Oil has risen 6.5 percent this month as the dollar weakened after the Federal Reserve announced Nov. 2 it would purchase $600 billion in additional assets to stimulate the economy, a move known as quantitative easing.
“Financial factors like the euro-dollar and equities are driving the recovery, but sustained gains on the back of fundamentals are unlikely,” said Andrey Kryuchenkov, an analyst at VTB Capital in London. “Inventories are plentiful, there are no serious supply disruptions and the dollar rebound is capping gains.”
Heating oil and gasoline futures advanced before tomorrow’s U.S. inventory report. Fuel stockpiles probably fell last week, according to a Bloomberg survey of analysts.
Inventories
The Energy Department report may show that supplies of distillate fuel, which include heating oil and diesel, fell 2 million barrels from 164.9 million, according to a Bloomberg News survey of 15 analysts. Inventories were 19 percent above the five-year average in the week ended Oct. 29.
Heating oil for December delivery rose 0.90 cent, or 0.4 percent, to settle at $2.4067 a gallon on the Nymex. Prices increased for a seventh consecutive session, the longest advance since April.

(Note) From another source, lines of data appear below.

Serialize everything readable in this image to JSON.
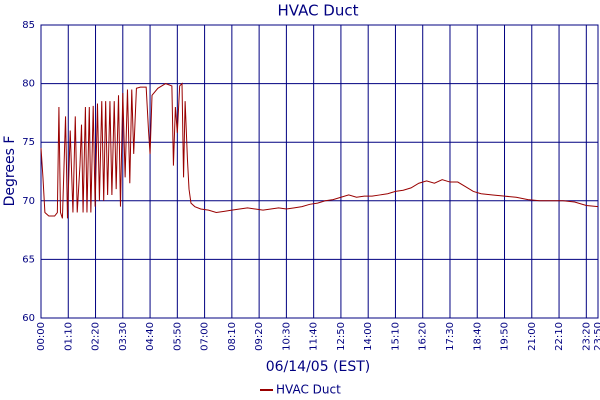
{
  "chart_data": {
    "type": "line",
    "title": "HVAC Duct",
    "x_label": "06/14/05 (EST)",
    "y_label": "Degrees F",
    "xlim": [
      0,
      1430
    ],
    "xticks": [
      {
        "value": 0,
        "label": "00:00"
      },
      {
        "value": 70,
        "label": "01:10"
      },
      {
        "value": 140,
        "label": "02:20"
      },
      {
        "value": 210,
        "label": "03:30"
      },
      {
        "value": 280,
        "label": "04:40"
      },
      {
        "value": 350,
        "label": "05:50"
      },
      {
        "value": 420,
        "label": "07:00"
      },
      {
        "value": 490,
        "label": "08:10"
      },
      {
        "value": 560,
        "label": "09:20"
      },
      {
        "value": 630,
        "label": "10:30"
      },
      {
        "value": 700,
        "label": "11:40"
      },
      {
        "value": 770,
        "label": "12:50"
      },
      {
        "value": 840,
        "label": "14:00"
      },
      {
        "value": 910,
        "label": "15:10"
      },
      {
        "value": 980,
        "label": "16:20"
      },
      {
        "value": 1050,
        "label": "17:30"
      },
      {
        "value": 1120,
        "label": "18:40"
      },
      {
        "value": 1190,
        "label": "19:50"
      },
      {
        "value": 1260,
        "label": "21:00"
      },
      {
        "value": 1330,
        "label": "22:10"
      },
      {
        "value": 1400,
        "label": "23:20"
      },
      {
        "value": 1430,
        "label": "23:50"
      }
    ],
    "ylim": [
      60,
      85
    ],
    "yticks": [
      60,
      65,
      70,
      75,
      80,
      85
    ],
    "grid": true,
    "legend": "bottom",
    "x": [
      0,
      5,
      10,
      20,
      35,
      42,
      46,
      50,
      55,
      63,
      68,
      75,
      82,
      88,
      93,
      100,
      104,
      108,
      114,
      118,
      124,
      128,
      134,
      139,
      145,
      150,
      156,
      161,
      166,
      171,
      177,
      182,
      188,
      193,
      199,
      204,
      210,
      216,
      222,
      228,
      233,
      238,
      245,
      255,
      270,
      276,
      280,
      285,
      300,
      320,
      336,
      340,
      345,
      350,
      356,
      362,
      366,
      370,
      376,
      380,
      385,
      395,
      410,
      430,
      450,
      470,
      490,
      510,
      530,
      550,
      570,
      590,
      610,
      630,
      650,
      670,
      690,
      710,
      730,
      750,
      770,
      790,
      810,
      830,
      850,
      870,
      890,
      910,
      930,
      950,
      970,
      990,
      1010,
      1030,
      1050,
      1070,
      1090,
      1110,
      1130,
      1160,
      1190,
      1220,
      1250,
      1280,
      1310,
      1340,
      1370,
      1400,
      1430
    ],
    "series": [
      {
        "name": "HVAC Duct",
        "color": "#990000",
        "values": [
          74.5,
          72,
          69,
          68.7,
          68.7,
          69,
          78,
          69,
          68.5,
          77.2,
          68.5,
          76,
          69,
          77.2,
          69,
          73,
          76.5,
          69,
          78,
          69,
          78,
          69,
          78.1,
          69.5,
          78.3,
          70,
          78.5,
          70,
          78.5,
          70.5,
          78.5,
          70.5,
          78.5,
          71,
          79,
          69.5,
          79.2,
          72,
          79.5,
          71.5,
          79.5,
          74,
          79.6,
          79.7,
          79.7,
          76,
          74,
          79,
          79.6,
          80,
          79.8,
          73,
          78,
          75.8,
          79.8,
          80,
          72,
          78.5,
          73.5,
          71,
          69.8,
          69.5,
          69.3,
          69.2,
          69,
          69.1,
          69.2,
          69.3,
          69.4,
          69.3,
          69.2,
          69.3,
          69.4,
          69.3,
          69.4,
          69.5,
          69.7,
          69.8,
          70,
          70.1,
          70.3,
          70.5,
          70.3,
          70.4,
          70.4,
          70.5,
          70.6,
          70.8,
          70.9,
          71.1,
          71.5,
          71.7,
          71.5,
          71.8,
          71.6,
          71.6,
          71.2,
          70.8,
          70.6,
          70.5,
          70.4,
          70.3,
          70.1,
          70,
          70,
          70,
          69.9,
          69.6,
          69.5
        ]
      }
    ]
  }
}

Gasoline inventories probably decreased 1 million barrels in the week ended Nov. 5 from 212.3 million, according to the Bloomberg News survey.

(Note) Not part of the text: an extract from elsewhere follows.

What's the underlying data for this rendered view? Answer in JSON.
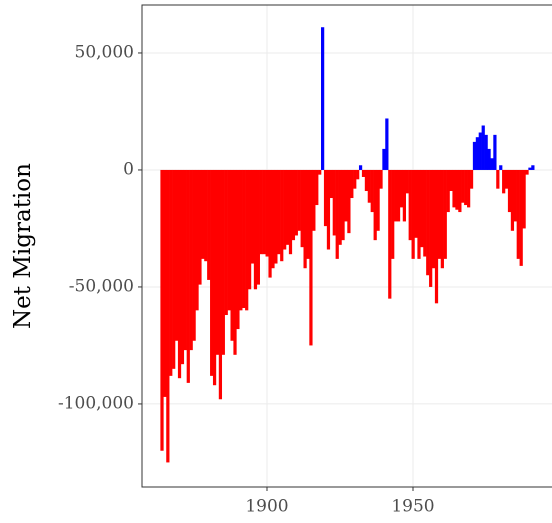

Gasoline for December delivery rose 0.65 cent, or 0.3 percent, to $2.185 a gallon on the Nymex, the highest settlement price since Aug. 3.
Crude stockpiles in the U.S. increased 1.5 million barrels last week from 368.2 million, according to the analyst forecast. That would take inventories to the largest amount since May 2009. Supplies were 14 percent above the five-year in the last report.
The Energy Department will release its Weekly Petroleum Status Report at 10:30 a.m. tomorrow in Washington.
EIA, IEA Forecasts
The U.S. Energy Department increased its crude oil price forecast for 2011 to an average $85.17 a barrel from $83, according to its monthly Short-Term Energy Outlook, released today. It also boosted its fourth-quarter 2011 forecast by $2 from a month ago to $87 a barrel “as U.S. and global economic conditions improve.”
The department raised its outlook for global oil consumption next year to 87.77 million barrels a day from 87.44 million last month.
Earlier today, the International Energy Agency in Paris forecast that China will drive a surge in world energy demand over the next quarter century, as straining supply enhances the market share of the Organization of Petroleum Exporting Countries and growing coal use undermines efforts to contain global warming.
Chinese Demand
Chinese demand will jump 75 percent, accounting for more than a third of an increase in energy use that will bring global consumption to 16.7 billion metric tons of oil equivalent by 2035, the IEA forecast in its annual World Energy Outlook.
“The IEA’s report, their annual world outlook, came out with some interesting facts about emerging markets that’s provided a bit of an interesting background,” said Matt Smith, a commodities analyst for Summit Energy in Louisville, Kentucky.
Oil volume in electronic trading on the Nymex was 594,704 contracts as of 4:39 p.m. in New York. Volume totaled 582,052 contracts yesterday, 17 percent below the average of the past three months. Open interest was 1.49 million contracts.